Capítulo 2
Eu estava preso naquela maldita cadeira há muitos meses e odiava cada um dos dias. Primeiro, eu não quis sair da cama; neguei que aquilo estivesse acontecendo comigo; preferia mil vezes que aqueles desgraçados tivessem me matado, porque ao menos eu não estaria tão miserável assim.
Trabalhar sempre foi algo importante para mim.
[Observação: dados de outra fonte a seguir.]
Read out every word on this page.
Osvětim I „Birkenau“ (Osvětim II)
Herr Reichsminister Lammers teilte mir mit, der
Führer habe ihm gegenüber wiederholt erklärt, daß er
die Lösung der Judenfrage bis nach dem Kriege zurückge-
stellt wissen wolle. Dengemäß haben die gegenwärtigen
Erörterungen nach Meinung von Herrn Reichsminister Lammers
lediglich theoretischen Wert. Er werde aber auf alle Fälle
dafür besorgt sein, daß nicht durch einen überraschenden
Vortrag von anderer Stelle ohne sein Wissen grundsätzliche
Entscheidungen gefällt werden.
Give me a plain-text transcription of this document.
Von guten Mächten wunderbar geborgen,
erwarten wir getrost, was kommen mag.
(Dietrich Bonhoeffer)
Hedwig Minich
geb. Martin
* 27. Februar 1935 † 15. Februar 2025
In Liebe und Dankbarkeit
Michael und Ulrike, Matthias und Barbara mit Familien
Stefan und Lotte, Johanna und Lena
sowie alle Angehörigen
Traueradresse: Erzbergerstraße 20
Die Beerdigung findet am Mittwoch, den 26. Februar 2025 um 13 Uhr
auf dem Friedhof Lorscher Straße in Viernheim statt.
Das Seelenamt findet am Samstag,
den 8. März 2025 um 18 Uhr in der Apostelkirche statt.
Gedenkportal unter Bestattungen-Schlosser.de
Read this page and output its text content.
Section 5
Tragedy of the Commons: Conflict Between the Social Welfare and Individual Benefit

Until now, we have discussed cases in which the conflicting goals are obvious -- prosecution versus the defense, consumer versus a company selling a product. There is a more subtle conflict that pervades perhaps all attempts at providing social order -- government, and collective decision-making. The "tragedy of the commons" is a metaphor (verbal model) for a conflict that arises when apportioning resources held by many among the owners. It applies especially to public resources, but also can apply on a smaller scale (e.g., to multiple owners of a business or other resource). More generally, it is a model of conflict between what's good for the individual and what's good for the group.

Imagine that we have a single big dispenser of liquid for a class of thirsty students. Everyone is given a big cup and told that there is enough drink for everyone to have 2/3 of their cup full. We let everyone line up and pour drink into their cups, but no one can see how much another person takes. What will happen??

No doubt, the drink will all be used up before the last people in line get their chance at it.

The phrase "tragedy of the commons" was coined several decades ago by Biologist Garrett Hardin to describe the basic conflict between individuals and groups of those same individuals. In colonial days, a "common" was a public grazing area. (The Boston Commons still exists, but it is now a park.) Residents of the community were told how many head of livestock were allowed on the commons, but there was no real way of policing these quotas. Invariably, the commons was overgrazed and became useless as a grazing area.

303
Depois dos meus irmãos, o trabalho era o que me dava um propósito, uma noção de que eu não era um merdinha qualquer. Mas agora eu estava na pior situação da minha vida, sem poder andar, sem poder trabalhar, sem poder fazer absolutamente porra nenhuma!
— Está com pressa, gatinha? — gritei sorrindo quando vi Magie correndo para o banheiro. A música ressoava pela casa, e mesmo que fizesse poucas semanas que eu estivesse morando ali com ela, a nossa sincronia parecia de anos.
— PUTA QUE PARIU! — a loirinha gritou assustada, levando a mão ao peito. — Não tem o que fazer não?
— Não, monitorar seu banho é muito melhor. Acho que vou sair para jantar com o pessoal. Deixar vocês mais à vontade. — falei a seguindo e parando na porta do seu quarto.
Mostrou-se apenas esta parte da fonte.